Customization and extension of functionality

DataLad provides numerous commands that cover many use cases. However, there will always be a demand for further customization or extensions of built-in functionality at a particular site, or for an individual user. DataLad addresses this need with a mechanism for extending particular DataLad functionality, such as metadata extractor, or providing entire command suites for a specialized purpose.

As the name suggests, a DataLad extension package is a proper Python package. Consequently, there is a significant amount of boilerplate code involved in the creation of a new DataLad extension.
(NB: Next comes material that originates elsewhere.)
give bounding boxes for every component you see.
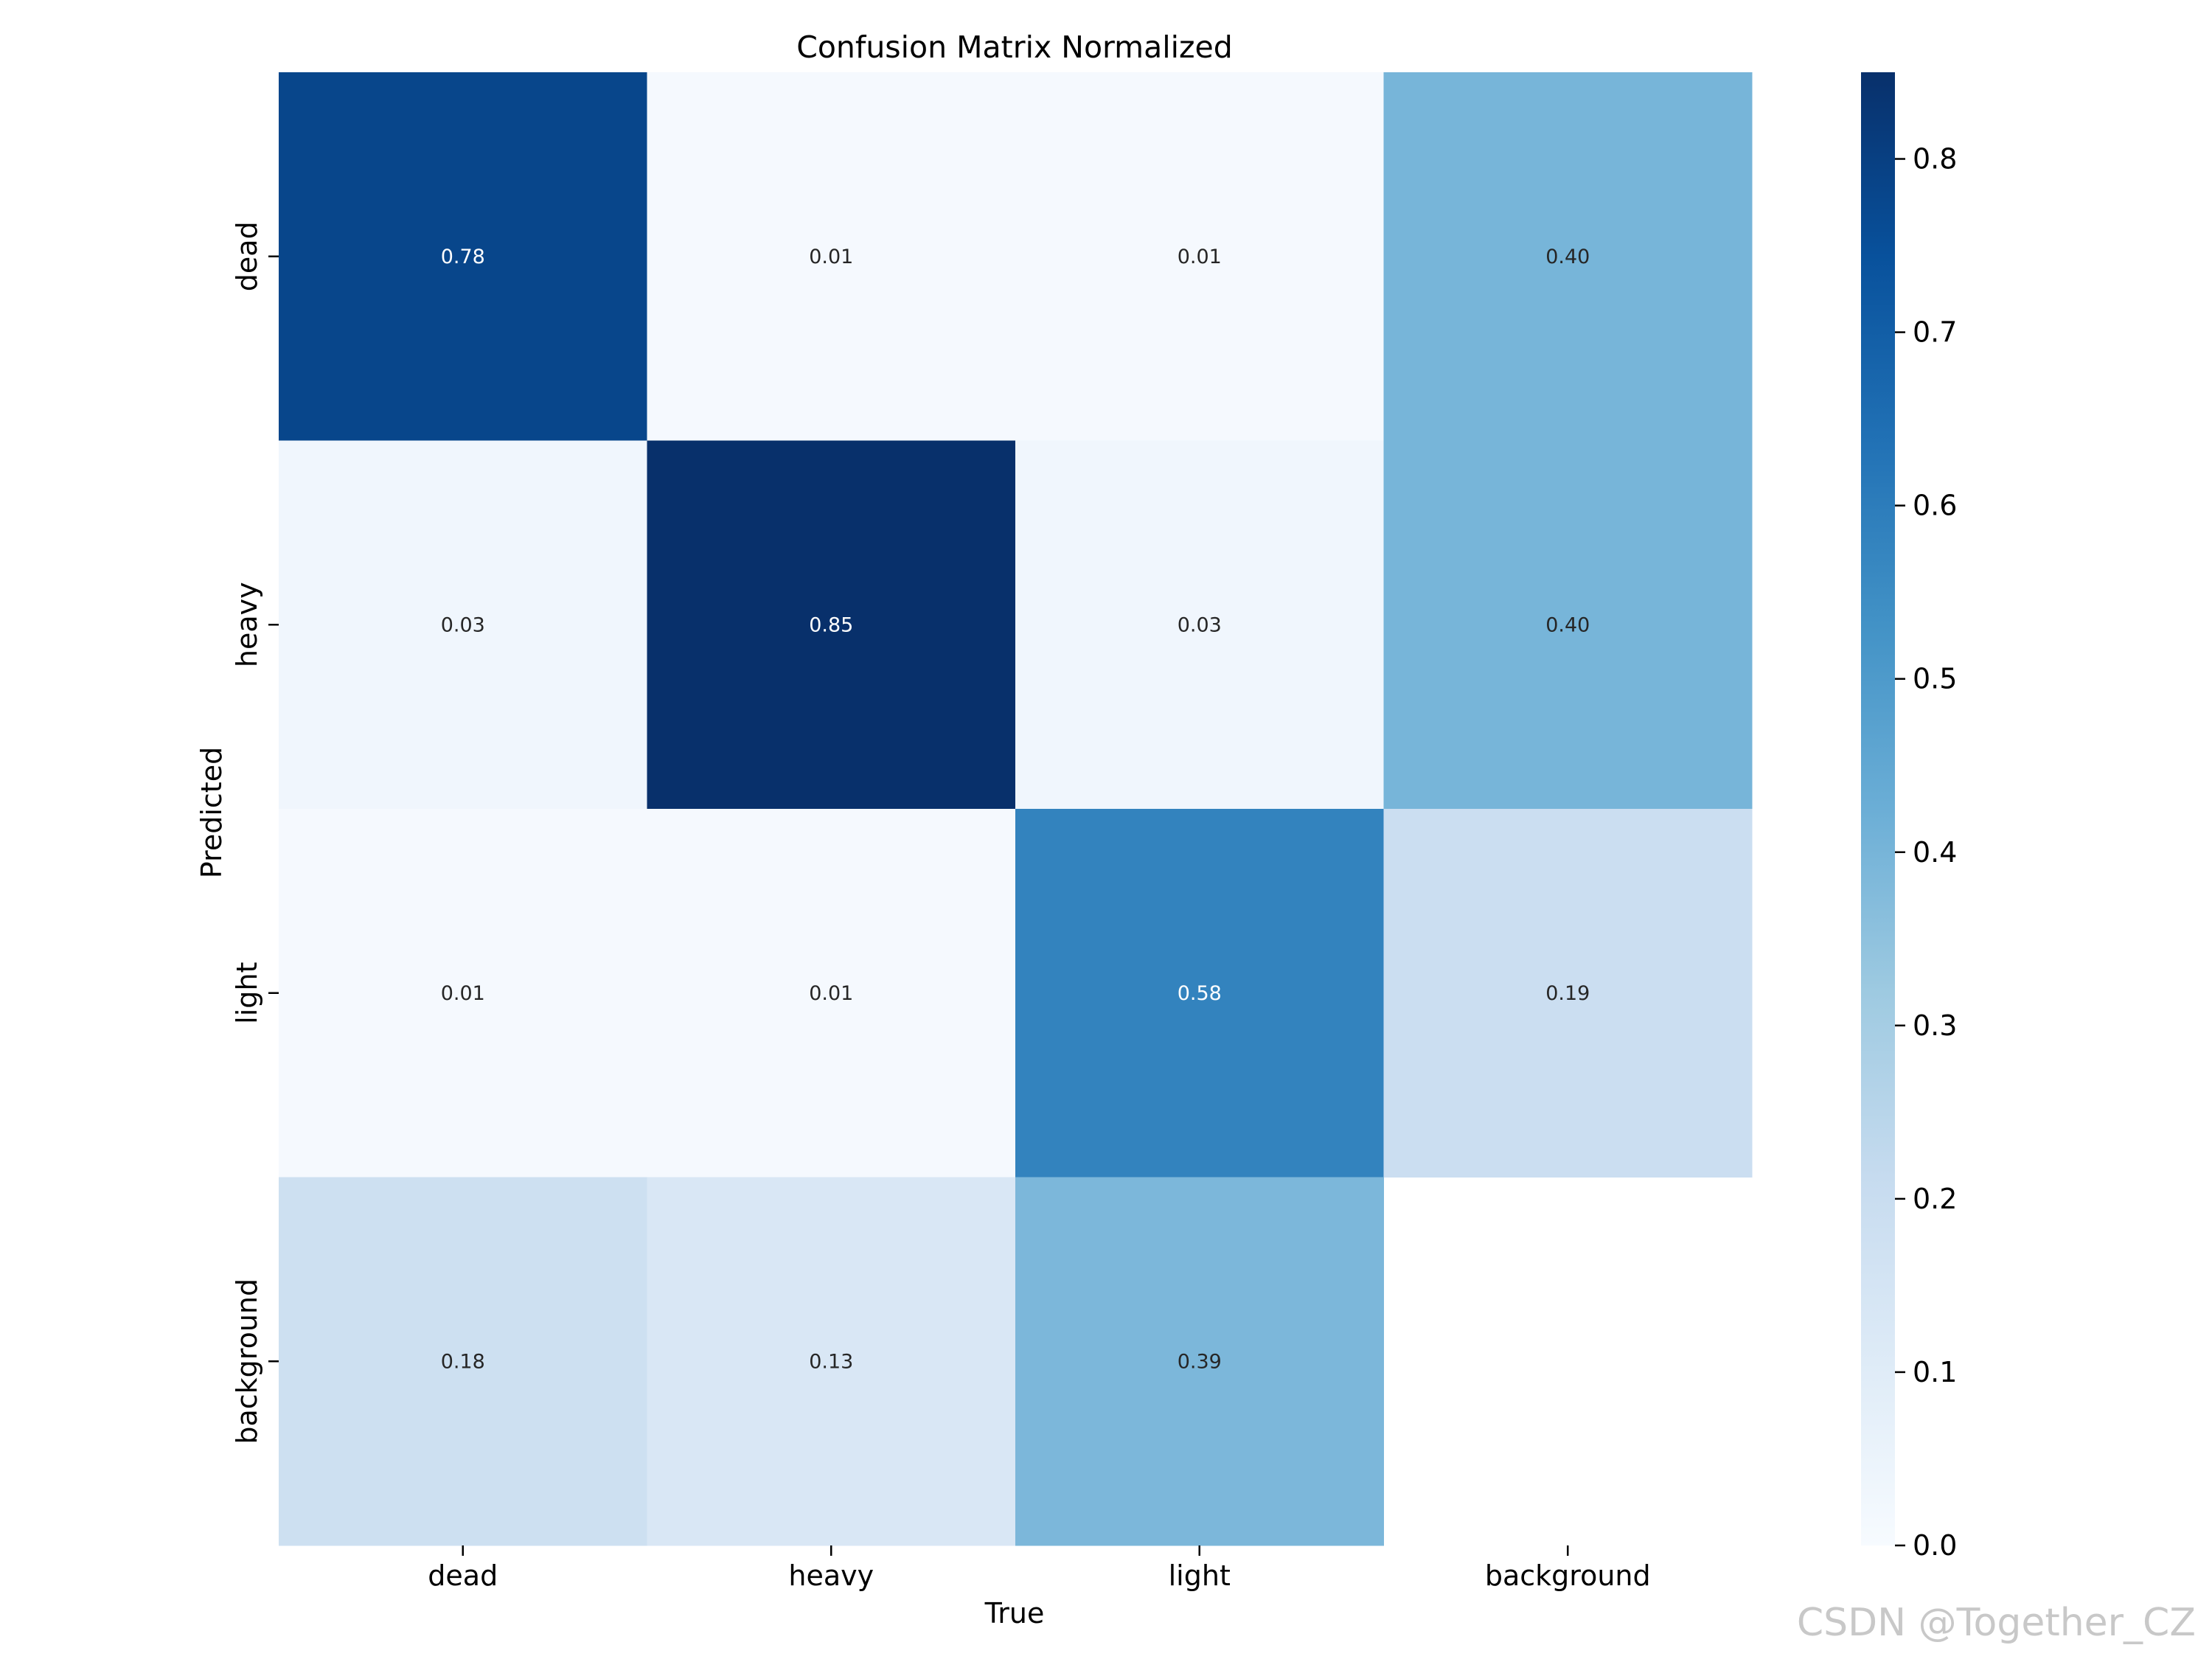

However, this overhead enables a number of useful features for extension developers:

  • extensions can provide any number of additional commands that can be grouped into labeled command suites, and are automatically exposed via the standard DataLad commandline and Python API

  • extensions can define entry_points for any number of additional metadata extractors that become automatically available to DataLad

  • extensions can define entry_points for their test suites, such that the standard datalad create command will automatically run these tests in addition to the tests shipped with DataLad core

  • extensions can ship additional dataset procedures by installing them into a directory resources/procedures underneath the extension module directory

Using an extension

A DataLad extension is a standard Python package. Beyond installation of the package there is no additional setup required.

Writing your own extensions

A good starting point for implementing a new extension is the “helloworld” demo extension available at https://github.com/datalad/datalad-extension-template. This repository can be cloned and adjusted to suit one’s needs. It includes:

  • a basic Python package setup

  • simple demo command implementation

  • Travis test setup

A more complex extension setup can be seen in the DataLad Neuroimaging extension: https://github.com/datalad/datalad-neuroimaging, including additional metadata extractors, test suite registration, and a sphinx-based documentation setup for a DataLad extension.

As a DataLad extension is a standard Python package, an extension should declare dependencies on an appropriate DataLad version, and possibly other extensions via the standard mechanisms.